Nokia finally reveals their Windows Phone 7 flagship called Lumia 800. Is this the long awaited comeback?

You might say that Nokia is a little bit late to the party (more like a few years late), but at least they decided to ditch Symbian as OS for flagship devices and teamed up with Microsoft in order to make a comeback. Nokias marketshare was steadily declining in the past years and it seemed like nothing can stop the momentum of iOS and Android. Microsoft released Windows Phone 7 which is a unique and good mobile OS, but they couldn’t gain more than 1% marketshare worldwide. The partnership with Nokia is equally important to both sides.

And now Nokia finally presented the Lumia 800, a Windows Phone 7.5 based smartphone with great looks and solid hardware specs.

It’s great to see a company daring to try out a fresh hardware design, since all other manufacturers stick with the same standard formula of very similar looking smartphones. The Lumia is looking like the twin brother of the recently released Nokia N9 MeeGo smartphone, so it’s not a completely new design but still very charming.

It’s made of one single piece of plastic and has rounded edges on the sides and hard edges at the top and bottom. This leads to a very high quality and unique impression.

Looking at the device you’ll notice that the screen is also embedded perfectly as there is no visible gap between the display and the rest of the hardware. It looks like one single entity.

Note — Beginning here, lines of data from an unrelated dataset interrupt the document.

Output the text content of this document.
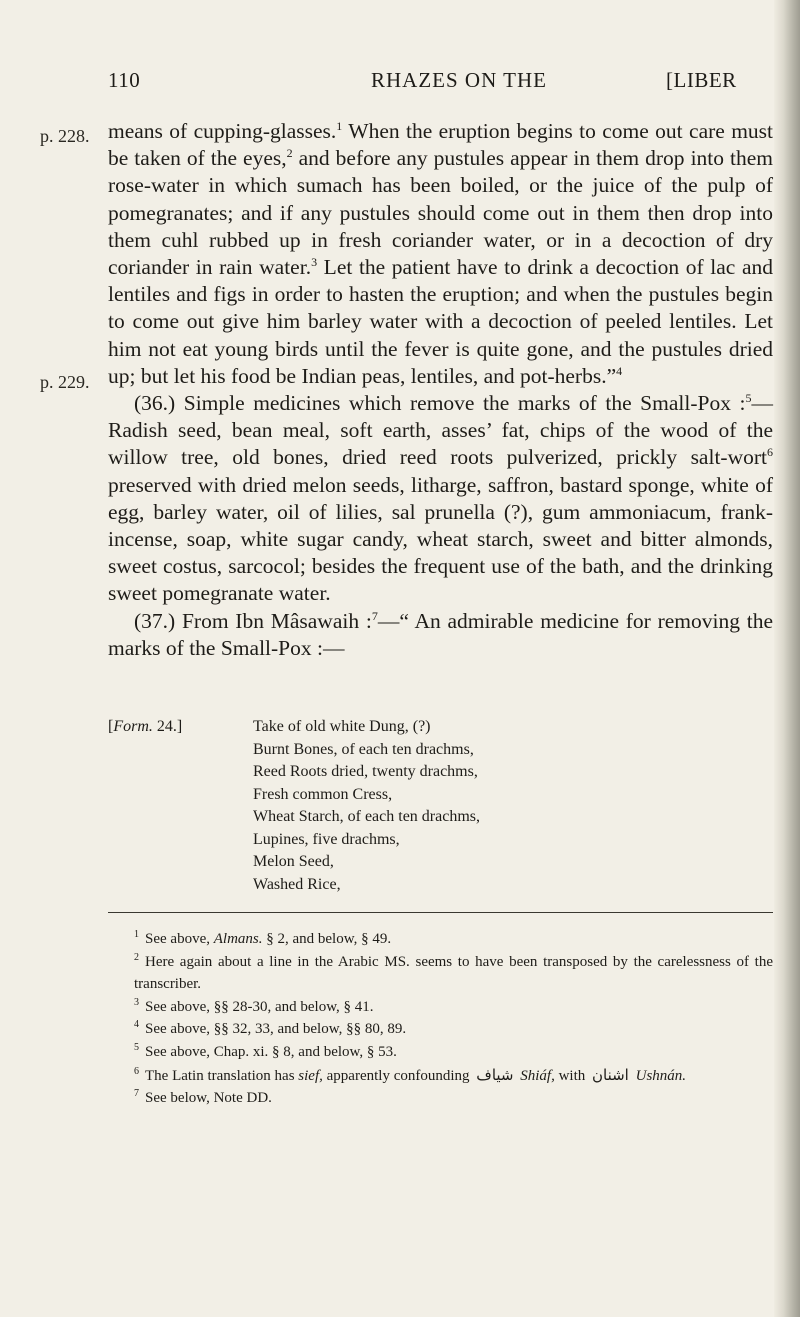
110	RHAZES ON THE	[LIBER
p. 228.
p. 229.

means of cupping-glasses.$^1$ When the eruption begins to come out care must be taken of the eyes,$^2$ and before any pustules appear in them drop into them rose-water in which sumach has been boiled, or the juice of the pulp of pomegranates; and if any pustules should come out in them then drop into them cuhl rubbed up in fresh coriander water, or in a decoction of dry coriander in rain water.$^3$ Let the patient have to drink a decoction of lac and lentiles and figs in order to hasten the eruption; and when the pustules begin to come out give him barley water with a decoction of peeled lentiles. Let him not eat young birds until the fever is quite gone, and the pustules dried up; but let his food be Indian peas, lentiles, and pot-herbs.”$^4$

(36.) Simple medicines which remove the marks of the Small-Pox :$^5$—Radish seed, bean meal, soft earth, asses’ fat, chips of the wood of the willow tree, old bones, dried reed roots pulverized, prickly salt-wort$^6$ preserved with dried melon seeds, litharge, saffron, bastard sponge, white of egg, barley water, oil of lilies, sal prunella (?), gum ammoniacum, frank-incense, soap, white sugar candy, wheat starch, sweet and bitter almonds, sweet costus, sarcocol; besides the frequent use of the bath, and the drinking sweet pomegranate water.

(37.) From Ibn Mâsawaih :$^7$—“ An admirable medicine for removing the marks of the Small-Pox :—

[Form. 24.]	Take of old white Dung, (?)
Burnt Bones, of each ten drachms,
Reed Roots dried, twenty drachms,
Fresh common Cress,
Wheat Starch, of each ten drachms,
Lupines, five drachms,
Melon Seed,
Washed Rice,

$^1$ See above, Almans. § 2, and below, § 49.

$^2$ Here again about a line in the Arabic MS. seems to have been transposed by the carelessness of the transcriber.

$^3$ See above, §§ 28-30, and below, § 41.

$^4$ See above, §§ 32, 33, and below, §§ 80, 89.

$^5$ See above, Chap. xi. § 8, and below, § 53.

$^6$ The Latin translation has sief, apparently confounding شياف Shiáf, with اشنان Ushnán.

$^7$ See below, Note DD.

The hardware specs are not really high-end as the Lumia packs a WVGA 3,7″ SUPER AMOLED screen with a single core 1,4 Ghz CPU, 512 MB RAM and 16 GB storage without an SD card slot like all WP7 phones. But this shouldn’t stop customers from seriously considering this phone, as Windows Phone 7.5 Mango is a great mobile OS which works perfectly well based on those specs. Combine the great built quality of the Lumia 800 and the unique looks of this phone with Windows Phone 7.5 and we have a very strong combination here. Rumours are already floating around that there will be a true high end WP7 phone from Nokia soon, so the Lumia 800 should be considered as medium tier at this point, while the also announced Lumia 710 is a cheaper low end device. I think Nokia did a great job here, and gave WP7 the much needed unique hardware which should attract some more customers finally.